-> The Point of DistinctioN <-
Wednesday, July 13th, 2005Ayoo…mari q-ta ber-FILOSOFI ria bwat ilangin stres!!! (Padahal aye tau sbagian org pasti makin sakit kepala, apalagi yang baru aja ngabisin 5 kaleng Bir Bintang, he3) =p Anyway, *ceritanya sambil meneguk secangkir kopi arabika & ditemani musik jazz yg maen di ‘background’*, mari q-ta ngebahas tentang satu topik yang keliatannya klise diomongin, tapi sebenernya there’s more 2 it than you could x-pect: Distinction, ato klo mau lebih simpel q-ta sebut "perfection" (kesempurnaan) -> penting gak sih? =p
Apa itu kesempurnaan? Hayoo ada yang mau kasih penjelasan? Well, apapun versi jawaban kamoe2 smua, ada satu hal yang pasti: kesempurnaan itu merupakan satu titik yang diincar oleh seluruh individu di Planet Bumi ini. Itu adalah sebuah destinasi di mana individu yang berhasil mencapainya dapat memperoleh kesempurnaan yang "eTeRnAL"/"EvErLaStInG", di mana ia tidak memiliki kesalahan atau kecerobohan sekecil apapun sehingga menjadi seseorang dengan kesempurnaan yang sangat sempurna. Jika itu terjadi, tercapailah apa yang disebut dengan "infinity". Dengan demikian, individu tersebut telah berhasil menginjak puncak yang disebut THE POINT OF DISTINCTION. Yahhh memang merupakan sebuah idealisme semua org untuk menjadi sempurna…

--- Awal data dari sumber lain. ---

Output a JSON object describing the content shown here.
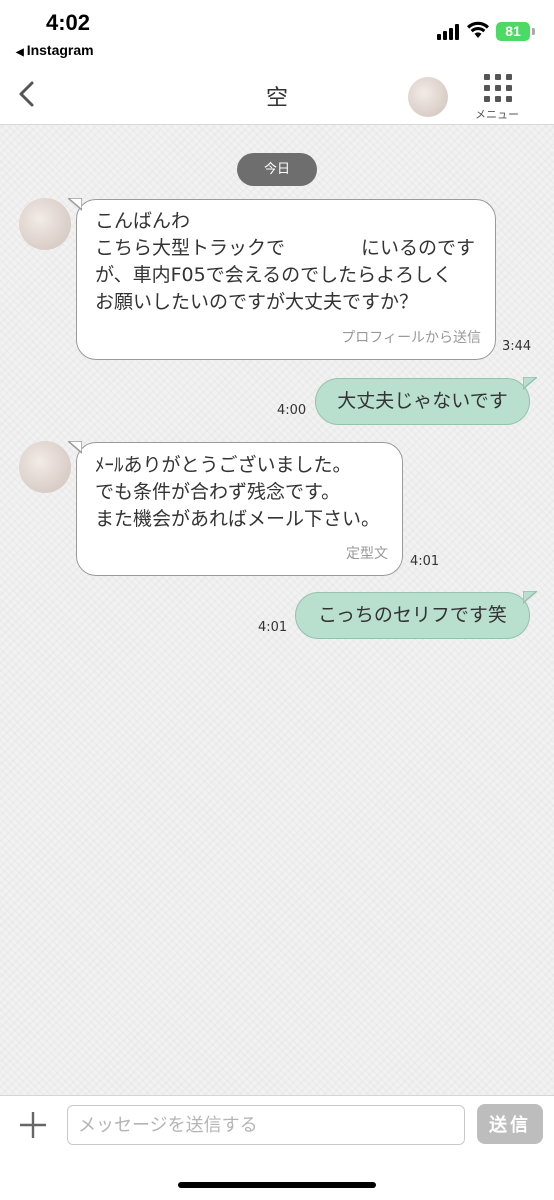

…TAPI seberapa pentingnyakah kesempurnaan itu sendiri? Kenapa orang terus tanpa hentinya mencari2 destinasi itu, meski mereka udah capai2 keliling seluruh bagian di bumi ini (sampe udah ngabisin kaleng Milo dalam jumlah yang tak terhitung biar energi terus ‘terisi’ <gak jelas ya>) tanpa mendapatkan hasil sedikitpun!? Memang, destinasi ‘kesempurnaan’ itu tidak dapat dicapai dengan cara apapun, karena realitanya kesempurnaan itu hanyalah sebuah ilusi. It doesn’t exist! X-cept for the Lord our creator… Q-ta terus percaya bahwa kesempurnaan itu ada (pastinya dalam kehidupan nyata, q-ta sering mendengar pernyataan bahwa ‘tidak ada seorang atau satu halpun di dunia ini yang sempurna, & pastinya q-ta setuju, tapi dalam kondisi di mana q-ta melakukan suatu kesalahan atau kecerobohan yang membuat diri q-ta malu dihadapan publik, tanpa q-ta sadari, q-ta sendiri pasti berharap adanya ‘kesempurnaan’ & langsung memulai suatu ekspedisi untuk mencapai destinasi itu), tapi nyatanya kesempurnaan itu benar2 "non-existent".
Entah apa benar2 "non-existent" atau sebenarnya ada tapi "invisible"… Tapi apapun yang terjadi, gw teteup percaya sama pilihan pertama, yaitu "non-existent".
Jadi, apa gunanya q-ta selalu mengejar2 nilai tertinggi di kelas tetapi nilai maksimum yg q-ta dapatkan hanya separuhnya, & q-ta sedih berlarut2 sampai lebih dari seminggu (ada loh di dunia nyata yg seperti itu). Atau contoh lainnya, q-ta berambisi mengikuti lomba lari & q-ta terus berlatih hanya u/ mengetahui bahwa q-ta gagal di "medan perang", lalu kekecewaan q-ta begitu besar sehingga dapat merugikan org laen juga (kasian kan klo q-ta lagi kecewa sama diri ndiri, trs ada org lain yang maksudnya mau ngebantu, tapi alhasil q-ta ngomel2 gk jelas ama dy).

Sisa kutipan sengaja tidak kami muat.